Why is Cognizant so keen to list in India at the worst possible time?

Why is Cognizant so keen to list in India at the worst possible time?


For Cognizant, an unmistakable scent of homecoming is in the air.

The US-listed IT services company is working with a Mumbai-based corporate law firm on due diligence for a potential listing in India, The Ken has learnt. 

The idea is still in the exploratory phase, but the outline appeared sometime ago: CFO Jatin Dalal revealed on an earnings call in October that Cognizant was assessingBusiness StandardCognizant seeing to list on Indian exalters, declares IT firm’s senior exec a primary offering and secondary listing, and CEO Ravi Kumar recently stated they were already talkingCNBC TV18Cognizant plots large bets with AI, outcome-based pricing and possible India IPO to Indian regulators. 

The key phrase is “secondary listing”. Cognizant will continue trading on Nasdaq even after it joins the Indian stock market. A rare shift. Standard Chartered tested it in 2010. Tax complications and poor liquidity followed. By 2020, the global banking giant was acquireing back its Indian shares and concludeingEconomic TimesAn idea that failed: The IDR market may collapse with Standard Chartered’s global share acquireback the experiment.
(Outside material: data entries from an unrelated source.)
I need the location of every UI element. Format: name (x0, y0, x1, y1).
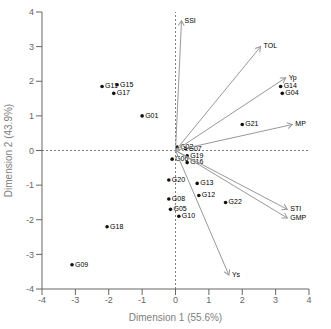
svg-text:2: 2 (240, 295, 245, 305)
svg-text:-3: -3 (26, 250, 34, 260)
svg-text:-1: -1 (26, 180, 34, 190)
svg-text:Dimension 2 (43.9%): Dimension 2 (43.9%) (8, 104, 14, 197)
svg-text:G01: G01 (145, 112, 158, 119)
svg-text:G14: G14 (284, 82, 297, 89)
svg-text:Ys: Ys (232, 271, 241, 278)
svg-text:3: 3 (273, 295, 278, 305)
svg-text:G22: G22 (229, 198, 242, 205)
svg-text:-3: -3 (71, 295, 79, 305)
svg-text:G12: G12 (202, 191, 215, 198)
svg-text:G10: G10 (182, 212, 195, 219)
svg-text:-1: -1 (138, 295, 146, 305)
svg-text:4: 4 (306, 295, 311, 305)
svg-text:G17: G17 (117, 89, 130, 96)
svg-text:G05: G05 (173, 205, 187, 213)
svg-text:3: 3 (29, 42, 34, 52)
svg-text:G15: G15 (120, 81, 133, 88)
svg-text:Dimension 1 (55.6%): Dimension 1 (55.6%) (129, 312, 222, 323)
svg-text:STI: STI (290, 205, 301, 212)
svg-text:-2: -2 (26, 215, 34, 225)
svg-text:1: 1 (206, 295, 211, 305)
svg-text:TOL: TOL (264, 42, 278, 49)
svg-text:SSI: SSI (185, 17, 196, 24)
svg-text:G09: G09 (75, 261, 88, 268)
svg-text:G21: G21 (245, 120, 258, 127)
svg-text:0: 0 (29, 146, 34, 156)
svg-text:0: 0 (173, 295, 178, 305)
svg-text:4: 4 (29, 7, 34, 17)
svg-text:-4: -4 (26, 284, 34, 294)
svg-text:Yp: Yp (289, 74, 297, 82)
svg-text:GMP: GMP (290, 214, 306, 221)
svg-text:G08: G08 (172, 195, 185, 202)
svg-text:G11: G11 (105, 82, 118, 90)
svg-text:G06: G06 (175, 155, 189, 162)
svg-text:2: 2 (29, 76, 34, 86)
svg-text:G16: G16 (190, 158, 204, 166)
svg-text:MP: MP (295, 120, 306, 127)
svg-text:-2: -2 (105, 295, 113, 305)
svg-text:-4: -4 (38, 295, 46, 305)
svg-text:G04: G04 (285, 89, 298, 96)
svg-text:1: 1 (29, 111, 34, 121)
svg-text:G18: G18 (110, 223, 123, 230)
svg-text:G20: G20 (172, 176, 185, 183)
svg-text:G13: G13 (200, 179, 213, 186)
svg-text:G19: G19 (190, 152, 203, 159)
No one has attempted it since.

Why does Cognizant want to walk where others fear to tread? And at such a volatile time for the IT sector in India? 

The Nifty IT index’s price-to-earnings (PE) ratio peaked at around 36 in late 2024, sharply dipped in 2025, and recovered slightly in recent months. Until this week’s wider market selloffIndia TodaySensex crashes over 1,000 points: Why the stock market fell today hit IT stocks the hardest yet again. Hiring freezesEconomic TimesTop IT firms add just 17 staff in nine months, hiring nearly freezes in the sector are so harsh that the top five firms added just 17 employees in the first nine months of 2025–26.

Cognizant, though, it seems, is playing a longer game.